Nuestro país es el mejor país del mundo. Nadamos en prosperidad y nuestro presidente es el mejor presidente del mundo. Tenemos manzanas más grandes, mejor algodón y máquinas más rápidas y lindas. Esto nos hace el mejor país del mundo. El desempleo es un mito. La insatisfacción es una fábula. En la escuela preparatoria Ámerica es hermosa. Es la gema del océano y está muy mal que así sea. Está mal porque la gente se lo cree. Porque se vuelven indiferentes. Porque se casan, se reproducen y votan, y no saben nada. Porque los diarios los hacen mirar hacia el techo y no ven el suelo sucio. Porque todo lo que saben es lo que dicen los diarios.
Pero no voy a decir nada más. No estoy parado desde un lugar en donde pueda hablar.

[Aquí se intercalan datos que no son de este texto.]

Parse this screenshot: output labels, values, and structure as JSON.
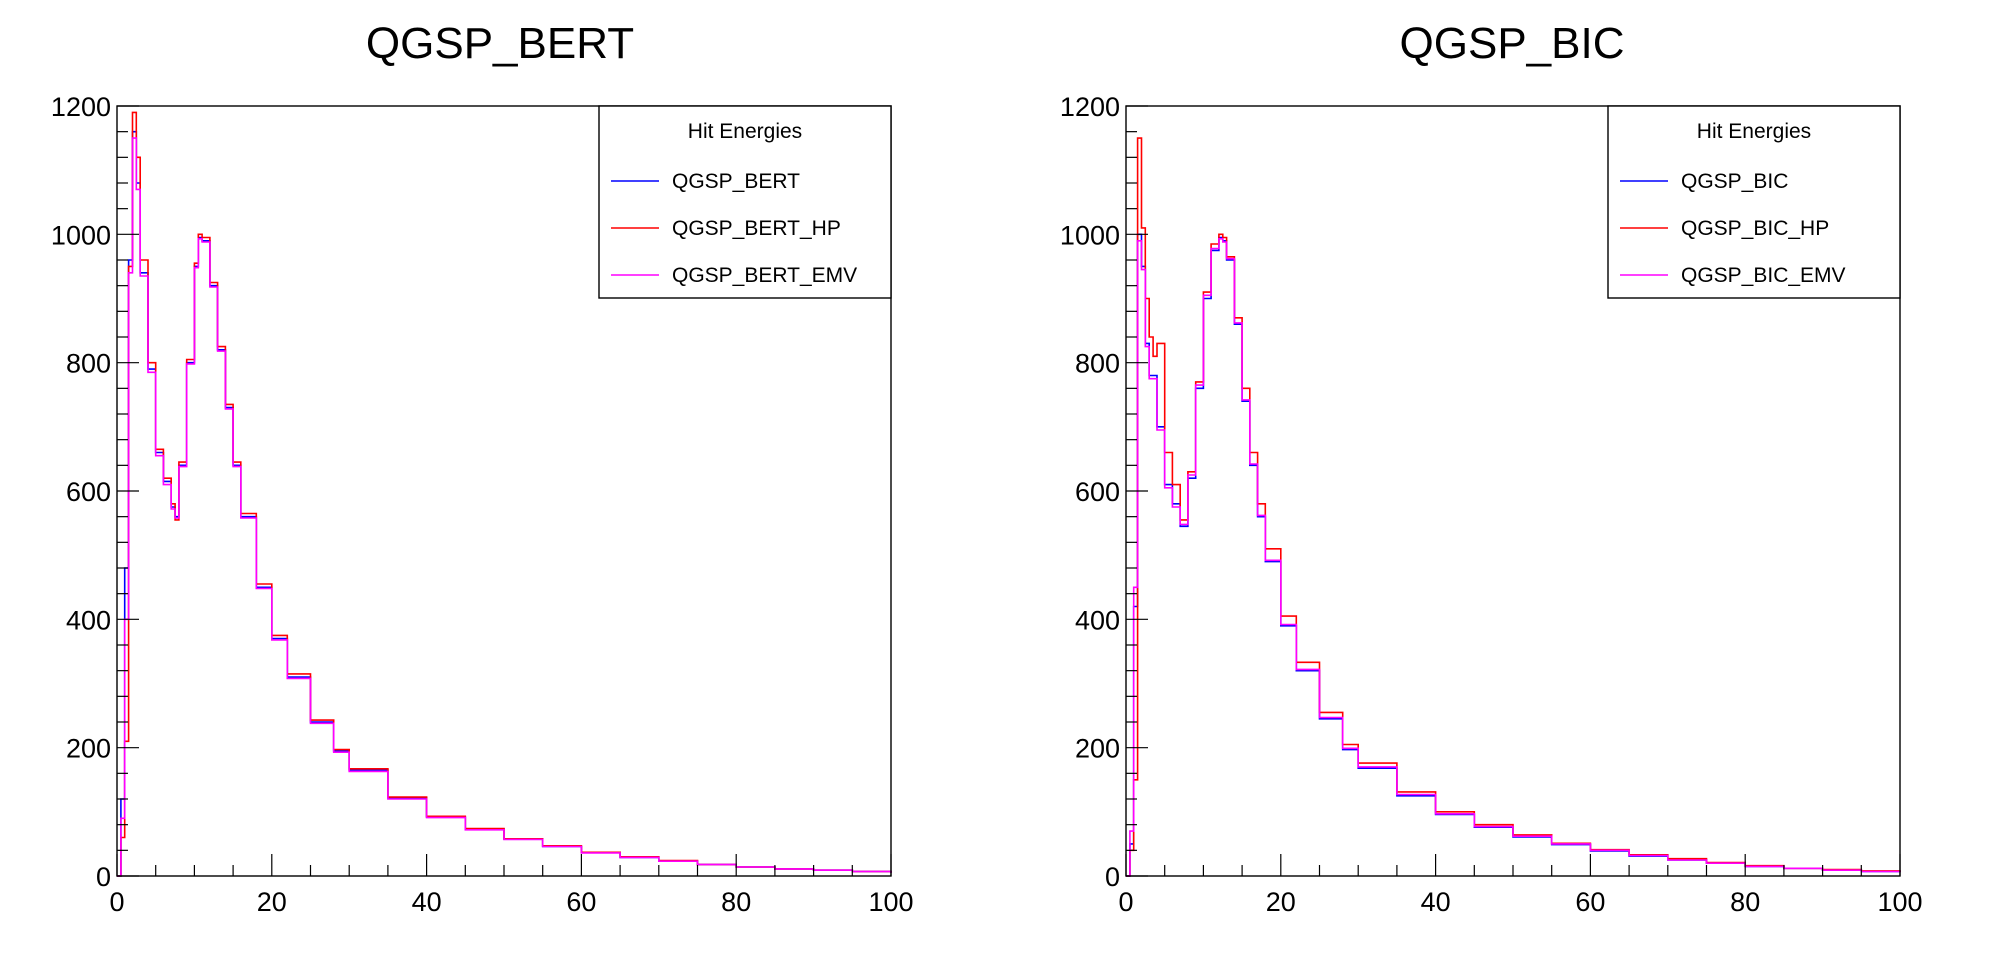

Ahora es agosto. Los campos de orquídeas apestan a maduros. El arroyo color té corre entre las piedras. Las piedras tienen musgos y no hay viento en los sauces. Todos se preparan para volver al colegio. No tengo colegio al cuál volver.
No me estoy lamentando, pero tampoco estoy feliz.
Es muy extraño ser tan joven y no tener un lugar donde reportarse a las nueve de la mañana, eso es lo que la educación siempre fue. Buenos modales y puntualidades perfumadas.
Pero ahora ya no es nada. Está en simetría con mi vida. Estoy perdido. Esa es la razón por la cual no estoy parado en un lugar desde el que pueda hablar.
Están lavando las ventanas del colegio. Los pisos están duros de cera fresca.
Pronto habrá tiempo para la nieve y las sinfonías. Será el tiempo de Brahms y de los vientos fuertes y secos.
***
John Cheever (Quincy, Massachusetts, 1912 – Ossining, Nueva York, 1982) es uno de los escritores norteamericanos más destacados del siglo XX. Con apenas veinte años empezó a escribir relatos en The New Yorker con un exito inmeditado que le llevó a ser conocido por la maestría con que retrataba el espejismo del sueño americano, buscando siempre algo de luz entre el desencanto y la melancolía. Tanto sus diarios como sus novelas y sus cartas forman parte de una obra monumental que le mereció el Premio Pulitzer en 1979 y la Medalla Nacional de Literatura en 1982, poco antes de su muerte.
Nota de los traductores: El primero de octubre de 1930, Malcom Cowley decidió publicarle a John Cheever su primer relato en el The New Republic. Quien sería después uno de los mejores cuentistas de todos los tiempos, en ese entonces tenía diecisiete años. Hasta el momento no existía traducción al español.